Last year, investors and analysts fretted over the possibility of a Grexit — Greece leaving the European Union. In the long run, Greece doesn’t provide much to the Eurozone economy, but the ramifications of the move were unknown, and uncertainty is the enemy of rational markets.
So now that United Kingdom is considering leaving the European Union, it looks like we’re starting this whole process all over again. The country isn’t exactly part of the Eurozone, having opted to keep its currency when the EU was formed. But much like Germany, the Eurozone’s largest economy, the UK hasn’t been the reason the EU economy has struggled so much of late.
The case against
That doesn’t necessarily mean it’s a great idea for the UK to leave. BlackRock, the world’s largest fund manager, says a Brexit would be bad news for the UK economy, potentially leading to lower growth and investment, along with higher unemployment and inflation.

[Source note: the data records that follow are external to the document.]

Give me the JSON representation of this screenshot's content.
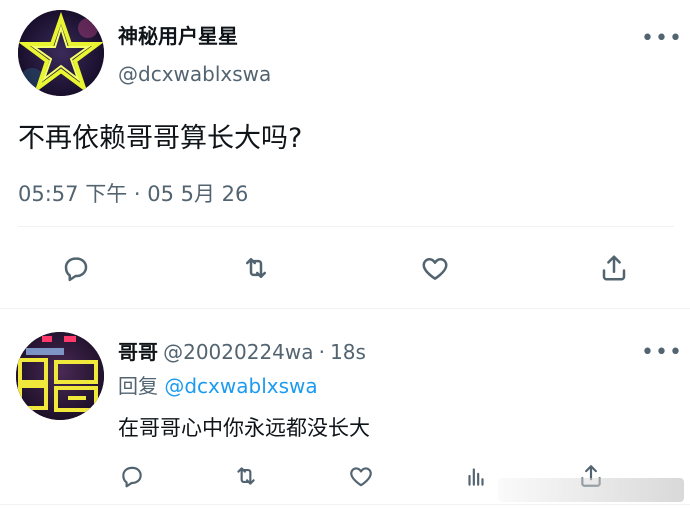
{
  "main_tweet": {
    "display_name": "神秘用户星星",
    "handle": "@dcxwablxswa",
    "text": "不再依赖哥哥算长大吗?",
    "timestamp": "05:57 下午 · 05 5月 26",
    "avatar_icon": "neon-star-icon"
  },
  "reply_tweet": {
    "display_name": "哥哥",
    "handle": "@20020224wa",
    "time_sep": "·",
    "time": "18s",
    "replying_prefix": "回复",
    "replying_to": "@dcxwablxswa",
    "text": "在哥哥心中你永远都没长大",
    "avatar_icon": "neon-sign-icon"
  },
  "more_label": "•••",
  "colors": {
    "text": "#0f1419",
    "secondary": "#536471",
    "link": "#1d9bf0",
    "divider": "#eff3f4"
  }
}
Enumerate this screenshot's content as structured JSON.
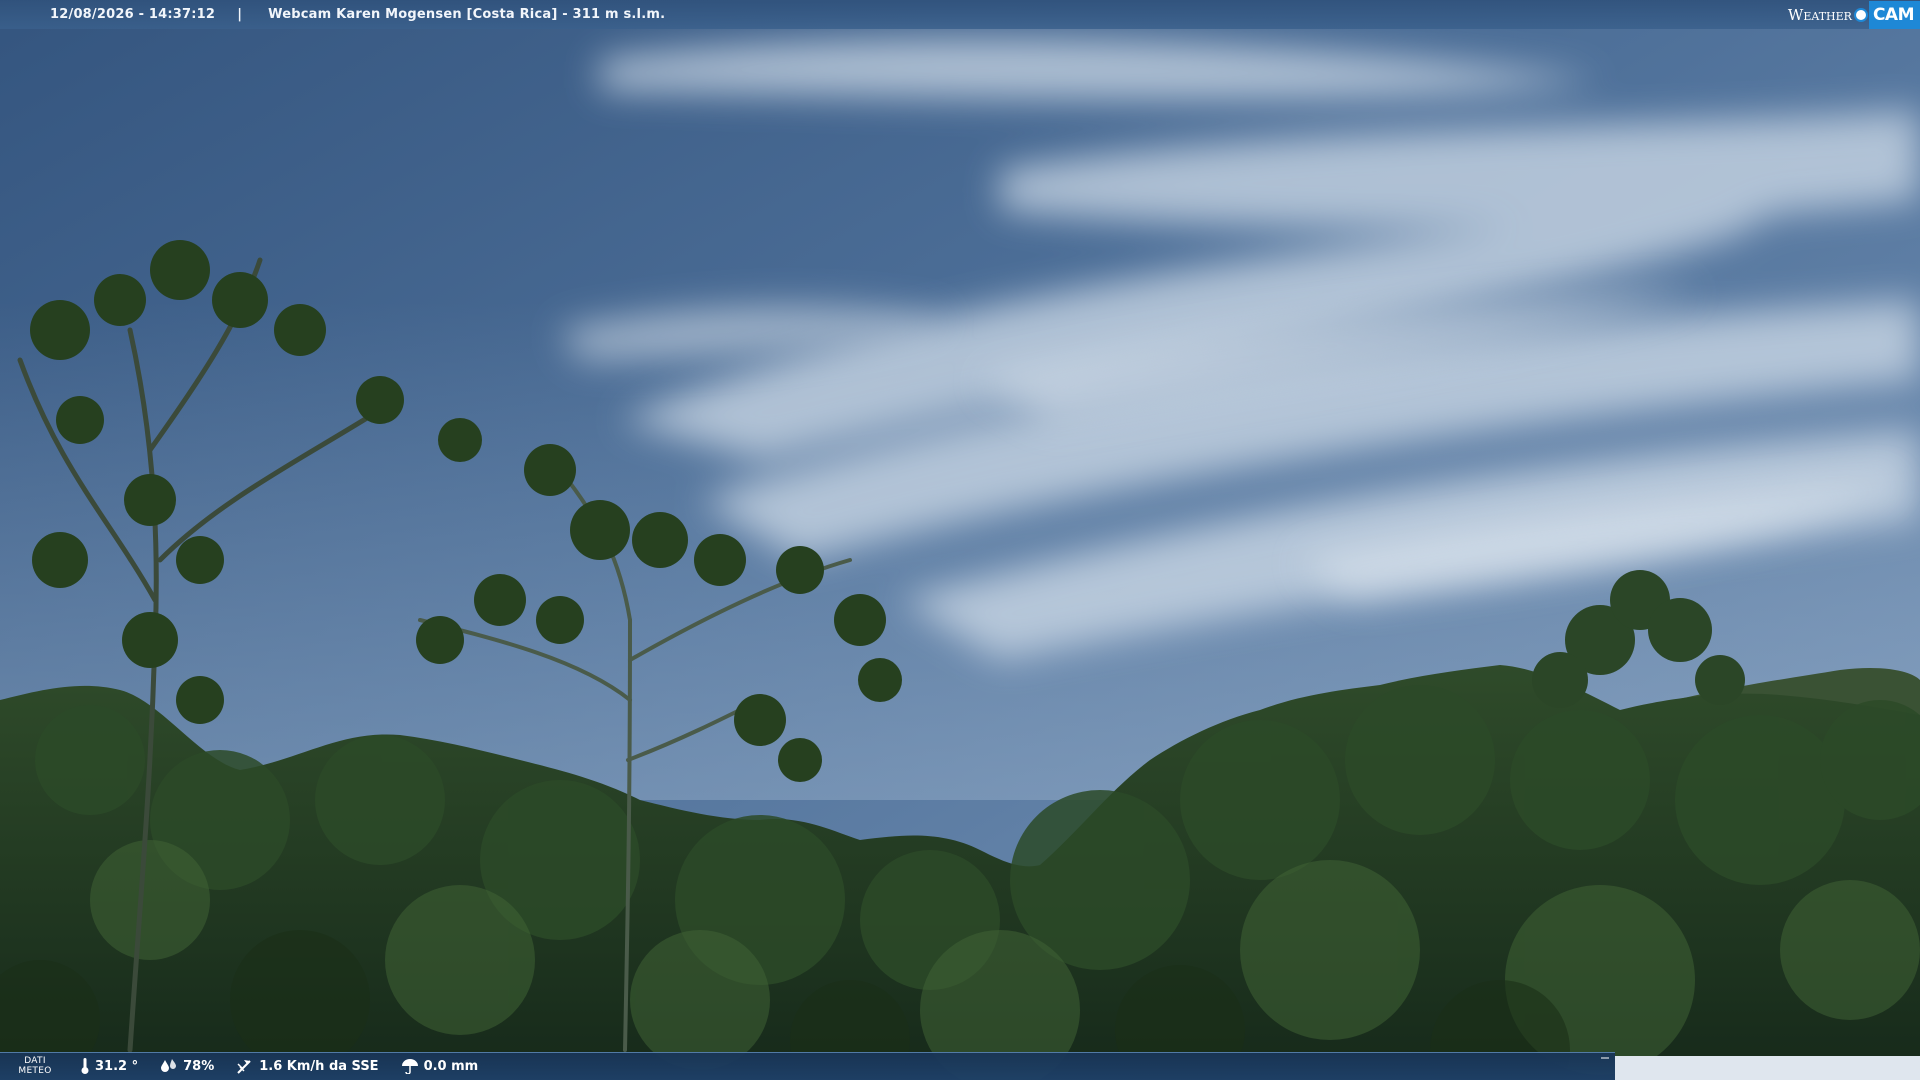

BlackRock’s not the only one concerned with a potential “Leave” vote. The Cabinet Office undertook the government’s first official analysis of the consequences of a Brexit, and concluded that it would take ten years for the UK to extricate itself from the European Union, during which time car manufacturing, farming, financial services and the lives of millions of Britons would be negatively affected.
“A vote to leave the EU would be the start, not the end, of a process. It could lead to up to a decade or more of uncertainty,” they concluded.
Why would it take ten years instead of the two stipulated by current treaties? Not only will the country need to go through the process of leaving the EU, but it will also have to set up new trade and similar agreements, while also negotiating new trade deals with other countries.
The case for
Not everyone in the government agrees with this assessment, however. Chris Grayling, the leader of the House of Commons, disagrees with the idea that it will take a full decade to negotiate new arrangements.